Thursday, August 30, 2018

The Rewrite Culture and Programming Ecosystems

With 25 years in testing and close collaboration with many software teams working with different languages, there is a particular aspect to software development that is close to my polyglot programmer heart. I love observing programming ecosystems.

The programming ecosystem is a construct around a language that shows in many ways. We see some of the aspects in jokes of how different programming languages approach things. I see it for now as a combination of at least the following:
  • programming language
  • preferred IDE
  • 3rd party tooling and use of libraries
  • community values
  • culture of what you can do (without getting in too much trouble)
Moving between ecosystems makes you pay attention to how things have shifted and moved. The bumble bees moving between ecosystems look to be advancing things within the ecosystems, trying to bring better parts from one to another.

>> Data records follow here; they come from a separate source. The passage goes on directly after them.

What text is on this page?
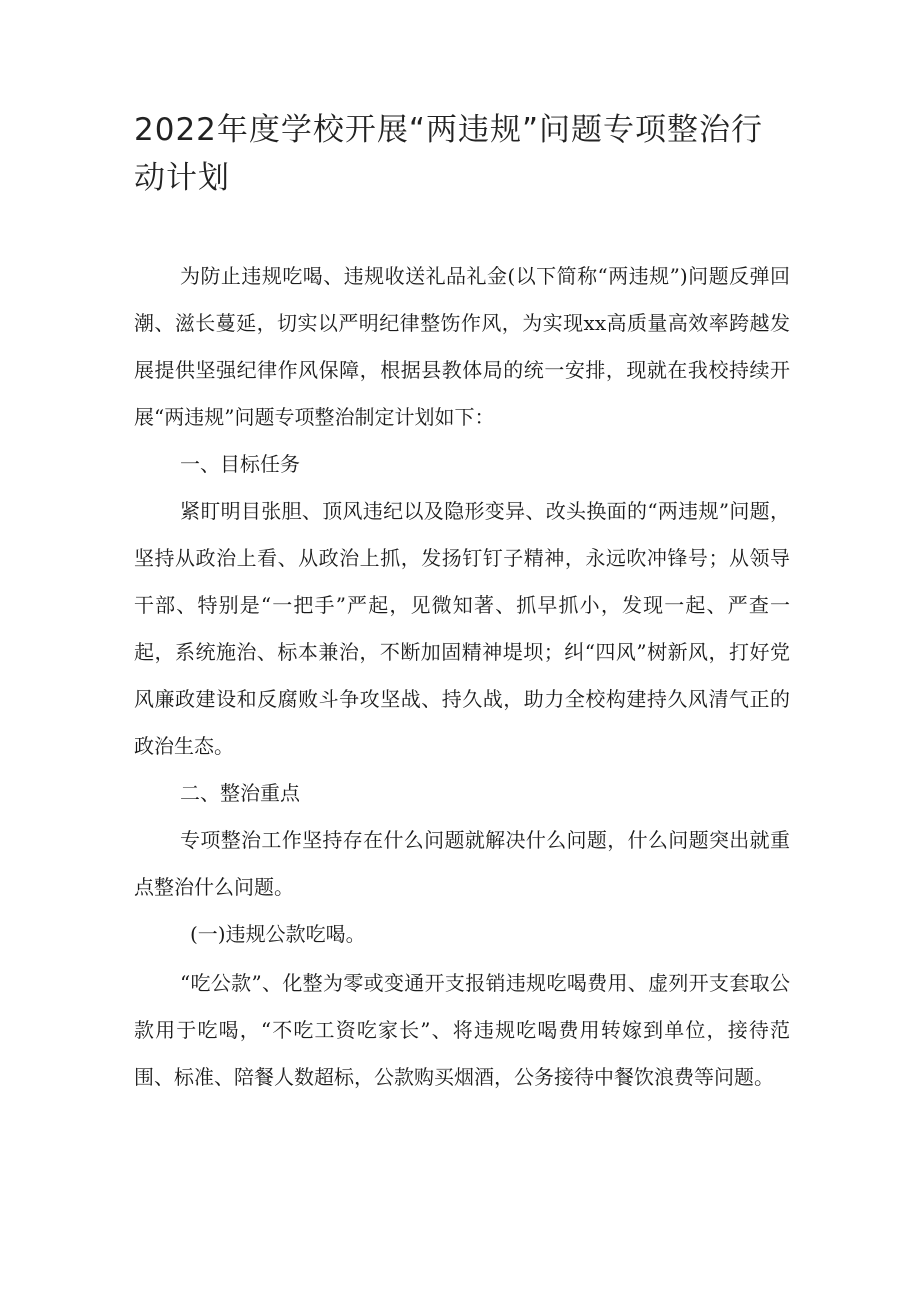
2022年度学校开展“两违规”问题专项整治行动计划

为防止违规吃喝、违规收送礼品礼金(以下简称“两违规”)问题反弹回潮、滋长蔓延，切实以严明纪律整饬作风，为实现xx高质量高效率跨越发展提供坚强纪律作风保障，根据县教体局的统一安排，现就在我校持续开展“两违规”问题专项整治制定计划如下：

一、目标任务

紧盯明目张胆、顶风违纪以及隐形变异、改头换面的“两违规”问题，坚持从政治上看、从政治上抓，发扬钉钉子精神，永远吹冲锋号；从领导干部、特别是“一把手”严起，见微知著、抓早抓小，发现一起、严查一起，系统施治、标本兼治，不断加固精神堤坝；纠“四风”树新风，打好党风廉政建设和反腐败斗争攻坚战、持久战，助力全校构建持久风清气正的政治生态。

二、整治重点

专项整治工作坚持存在什么问题就解决什么问题，什么问题突出就重点整治什么问题。

(一)违规公款吃喝。

“吃公款”、化整为零或变通开支报销违规吃喝费用、虚列开支套取公款用于吃喝，“不吃工资吃家长”、将违规吃喝费用转嫁到单位，接待范围、标准、陪餐人数超标，公款购买烟酒，公务接待中餐饮浪费等问题。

I'm thinking of this today, because someone proclaimed yet another rewrite. They will scrap all there was because figuring it out is too difficult and it is ugly code (tm) and write it again beautiful. I just think the definition of beautiful here is "I understand it", not "We all understand it". And my tester spidey sense is tingling, because every single rewrite I've ever seen results in losing half of the features that were not evident from the code,  but held in the tester memory bank of purposes why the software exists and flows for users it is supposed to be created for.

I realized rewrite culture is part of the C++ ecosystem a little more than some of the other language ecosystems. When in Crafter community we have the discussions of generally favoring refactoring over rewriting (gradually cleaning up), suggesting that in the C++ ecosystem feels like I'm suggesting something unspoken. Knowing how much the tooling differs for example for the C# ecosystem, this all  makes more sense. Refactoring C++ is a different pain. And it makes sense to move the pain in this ecosystem more towards those who end up testing it with a lot of contextual information.

And please, don't tell me that "not all C++ developers". Enough of them to consider it a common view. And not just in this particular organization.

We become what we hang out with unless we actively exert energy into learning new patterns that contradict what comes easy.

I love programming. And in particular, I love the programming ecosystems and how it talks to me about the problems I end up finding (through paying attention) as tester.